В этой пьесе проявляются и сходятся крайние стороны жизни. Актёр читает отрывки из своих ролей. До этого он говорит о старости и смерти. Театр становится чем-то жутким, он пустой, тёмный, оркестровая яма дышит смертью, и в этой темноте — две угасающие жизни. Актёр говорит, что пора репетировать роль мертвеца. А он сам стоит в шутовском костюме. Но при этом говорит он высокими словами, какими говорят лишь на сцене. Да ведь в это время он и стоит на сцене. А с другой стороны, на нём — не просто шутовское облачение, но и жизнь у него — жизнь шута. Любимая обещала выйти за него замуж, но поставила условие — «оставьте сцену!» — требование невозможного, насмешка... И он в ответ надел шутовской колпак и начал паясничать и развращать умы. А ведь он был в душе великим трагиком, художником. Вспоминая о своём зарытом таланте, он читает из ролей Годунова, короля Лира. Вдвоём с суфлёром они разыгрывают сцену с флейтой из «Гамлета»: «Разве я хуже, простее, нежели эта флейта? ...ты можешь мучить меня, но не играть мною!»
В этих высоких монологах наступает катарсис актёра. Его уже не страшит темнота. Где есть талант, там не страшна старость. Где есть талант, там нет старости!
И вдруг читает Пушкина: «Тиха украинская ночь...» И говорит: «какая нежность и тонкость, какая музыка!»
А кончается пьеса монологом Чацкого: «пойду искать по свету, где оскорблённому есть чувству уголок»!
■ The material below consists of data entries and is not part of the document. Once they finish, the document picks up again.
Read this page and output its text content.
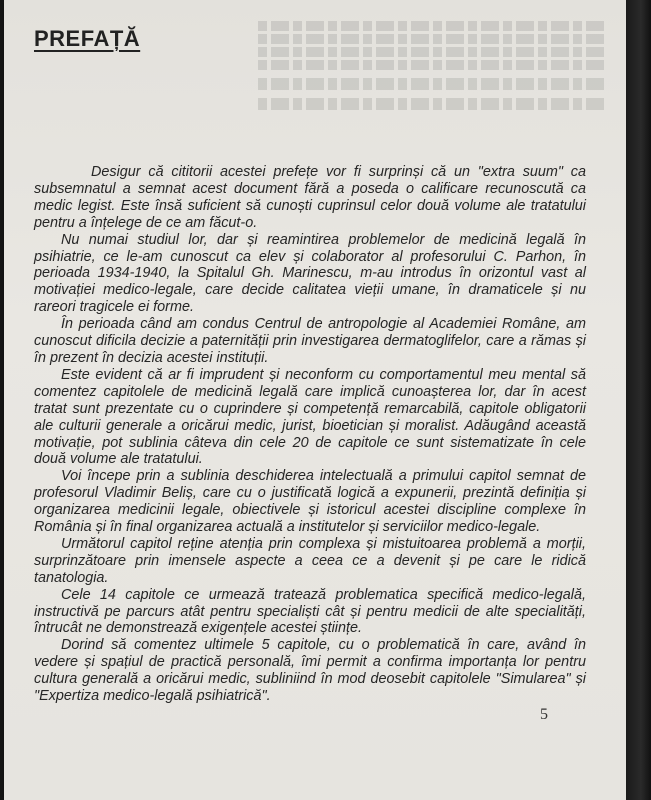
PREFAȚĂ

Desigur că cititorii acestei prefețe vor fi surprinși că un "extra suum" ca subsemnatul a semnat acest document fără a poseda o calificare recunoscută ca medic legist. Este însă suficient să cunoști cuprinsul celor două volume ale tratatului pentru a înțelege de ce am făcut-o.

Nu numai studiul lor, dar și reamintirea problemelor de medicină legală în psihiatrie, ce le-am cunoscut ca elev și colaborator al profesorului C. Parhon, în perioada 1934-1940, la Spitalul Gh. Marinescu, m-au introdus în orizontul vast al motivației medico-legale, care decide calitatea vieții umane, în dramaticele și nu rareori tragicele ei forme.

În perioada când am condus Centrul de antropologie al Academiei Române, am cunoscut dificila decizie a paternității prin investigarea dermatoglifelor, care a rămas și în prezent în decizia acestei instituții.

Este evident că ar fi imprudent și neconform cu comportamentul meu mental să comentez capitolele de medicină legală care implică cunoașterea lor, dar în acest tratat sunt prezentate cu o cuprindere și competență remarcabilă, capitole obligatorii ale culturii generale a oricărui medic, jurist, bioetician și moralist. Adăugând această motivație, pot sublinia câteva din cele 20 de capitole ce sunt sistematizate în cele două volume ale tratatului.

Voi începe prin a sublinia deschiderea intelectuală a primului capitol semnat de profesorul Vladimir Beliș, care cu o justificată logică a expunerii, prezintă definiția și organizarea medicinii legale, obiectivele și istoricul acestei discipline complexe în România și în final organizarea actuală a institutelor și serviciilor medico-legale.

Următorul capitol reține atenția prin complexa și mistuitoarea problemă a morții, surprinzătoare prin imensele aspecte a ceea ce a devenit și pe care le ridică tanatologia.

Cele 14 capitole ce urmează tratează problematica specifică medico-legală, instructivă pe parcurs atât pentru specialiști cât și pentru medicii de alte specialități, întrucât ne demonstrează exigențele acestei științe.

Dorind să comentez ultimele 5 capitole, cu o problematică în care, având în vedere și spațiul de practică personală, îmi permit a confirma importanța lor pentru cultura generală a oricărui medic, subliniind în mod deosebit capitolele "Simularea" și "Expertiza medico-legală psihiatrică".

5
Театр — это всё: и лирика, и гроза, и трагедия, и водевиль. Это и молодость, и сила, и смерть. Это и буффонада, и высокий шекспировский трагизм, и тихая музыка.
Что такое талант.
Отсутствие таланта — это несчастье.
И Львов, и Иванов несчастливы тем, что у них нет ни таланта, ни вдохновения.
Примечания
1. На пути к Чехову: Гоголь, Островский. Из конспектов лекций, прочитанных Г.А. Бялым в спецкурсе «Чехов и драматургия его времени» (1974) / Подгот. текста, предисл., публ. А.Г. Головачёвой // А.П. Чехов и А.Н. Островский. По мат-лам Пятых междунар. Скафтымовских чтений (Москва, 3—5 ноября 2017 г.): Сб. науч. работ. М.: ГЦТМ им. А.А. Бахрушина, 2020. С. 103—127; Чехов и Тургенев. Из конспектов лекций, прочитанных Г.А. Бялым в спецкурсе «Чехов и драматургия его времени» (1974) / Подгот. текста, предисл., примеч. А.Г. Головачёвой // А.П. Чехов и Тургенев: Сб. ст. по мат-лам Междунар. науч. конф. Шестые Скафтымовские чтения: К 200-летию со дня рождения И.С. Тургенева (Москва, 8—10 ноября 2018 г.). М.: ГЦТМ им. А.А. Бахрушина, 2020. С. 398—402.